污点（Taints）	为防止非GPU工作负载被调度到价格较高的GPU节点，建议通过污点实现逻辑隔离。键：nvidia.com/gpu 值：true Effect：NoSchedule

步骤二：为GPU工作负载配置资源请求与污点容忍

为确保应用可调度至节点池并触发GPU节点的自动创建，需在YAML配置中声明GPU资源需求及对节点污点的容忍策略。

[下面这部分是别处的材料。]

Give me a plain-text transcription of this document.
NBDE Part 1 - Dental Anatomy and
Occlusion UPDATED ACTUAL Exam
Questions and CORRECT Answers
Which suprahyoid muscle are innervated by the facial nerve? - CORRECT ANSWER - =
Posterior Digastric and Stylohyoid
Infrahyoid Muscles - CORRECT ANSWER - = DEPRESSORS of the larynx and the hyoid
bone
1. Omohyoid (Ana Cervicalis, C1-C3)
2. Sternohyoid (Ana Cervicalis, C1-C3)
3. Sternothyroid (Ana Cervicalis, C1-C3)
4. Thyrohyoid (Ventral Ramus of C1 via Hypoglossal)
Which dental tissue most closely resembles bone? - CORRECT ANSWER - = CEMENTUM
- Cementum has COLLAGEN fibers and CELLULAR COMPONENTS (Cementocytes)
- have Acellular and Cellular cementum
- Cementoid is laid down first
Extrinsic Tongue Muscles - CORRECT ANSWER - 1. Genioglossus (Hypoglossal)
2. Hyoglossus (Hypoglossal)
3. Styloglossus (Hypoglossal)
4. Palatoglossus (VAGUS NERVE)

配置GPU资源请求：在容器的resources字段中声明所需的GPU卡资源。

# ...
spec:
  containers:
  - name: gpu-automode
    resources:
      limits:
        nvidia.com/gpu: 1   # 请求 1 个 GPU 卡资源
# ...

配置污点容忍：添加tolerations字段，匹配节点池的污点，从而允许Pod调度到带有该污点的节点上。

# ...
spec:
   tolerations:
    - key: "nvidia.com/gpu"  # 匹配节点池设置的污点 Key
      operator: "Equal"
      value: "true"          # 匹配节点池设置的污点 Value
      effect: "NoSchedule"   # 匹配节点池设置的污点 Effect
# ...

步骤三：部署GPU工作负载并验证弹性伸缩效果

以一个Stable Diffusion Web UI应用为例，演示完整部署流程及弹性能力验证过程。

创建并部署工作负载。

展开查看示例

创建stable-diffusion.yaml。

该YAML包含两部分：

Deployment: 定义Stable Diffusion工作负载。其Pod请求1个NVIDIA GPU，并配置了对应的污点容忍。
Service: 创建LoadBalancer类型的Service，通过公网IP暴露工作负载，并将请求转发至容器的7860端口。

apiVersion: apps/v1
kind: Deployment
metadata:
  labels:
    app: stable-diffusion
  name: stable-diffusion
  namespace: default
spec:
  replicas: 1
  selector:
    matchLabels:
      app: stable-diffusion
  template:
    metadata:
      labels:
        app: stable-diffusion
    spec:
      containers:
      - args:
        - --listen
        command:
        - python3
        - launch.py
        image: yunqi-registry.cn-shanghai.cr.aliyuncs.com/lab/stable-diffusion:v1.0.0-gpu
        imagePullPolicy: IfNotPresent
        name: stable-diffusion
        ports:
        - containerPort: 7860
          protocol: TCP
        readinessProbe:
          tcpSocket:
            port: 7860
        resources:
          limits:
            # 请求 1 个 GPU 卡资源
            nvidia.com/gpu: 1
          requests:
            cpu: "6"
            memory: 12Gi  
      # 声明污点容忍，确保 Pod 可以调度到对应节点池
      tolerations:
      - key: "nvidia.com/gpu"
        operator: "Equal"
        value: "true"
        effect: "NoSchedule"   
---
apiVersion: v1
kind: Service
metadata:
  annotations:
    # 指定 LoadBalancer 的服务地址类型为公网
    service.beta.kubernetes.io/alibaba-cloud-loadbalancer-address-type: internet
    service.beta.kubernetes.io/alibaba-cloud-loadbalancer-instance-charge-type: PayByCLCU
  name: stable-diffusion-svc
  namespace: default
spec:
  externalTrafficPolicy: Local
  ports:
  - port: 7860
    protocol: TCP
    targetPort: 7860
   # 关联具有app=stable-diffusion标签的Pod
  selector:
    app: stable-diffusion
   # 创建 LoadBalancer 类型的服务类型
  type: LoadBalancer

部署工作负载。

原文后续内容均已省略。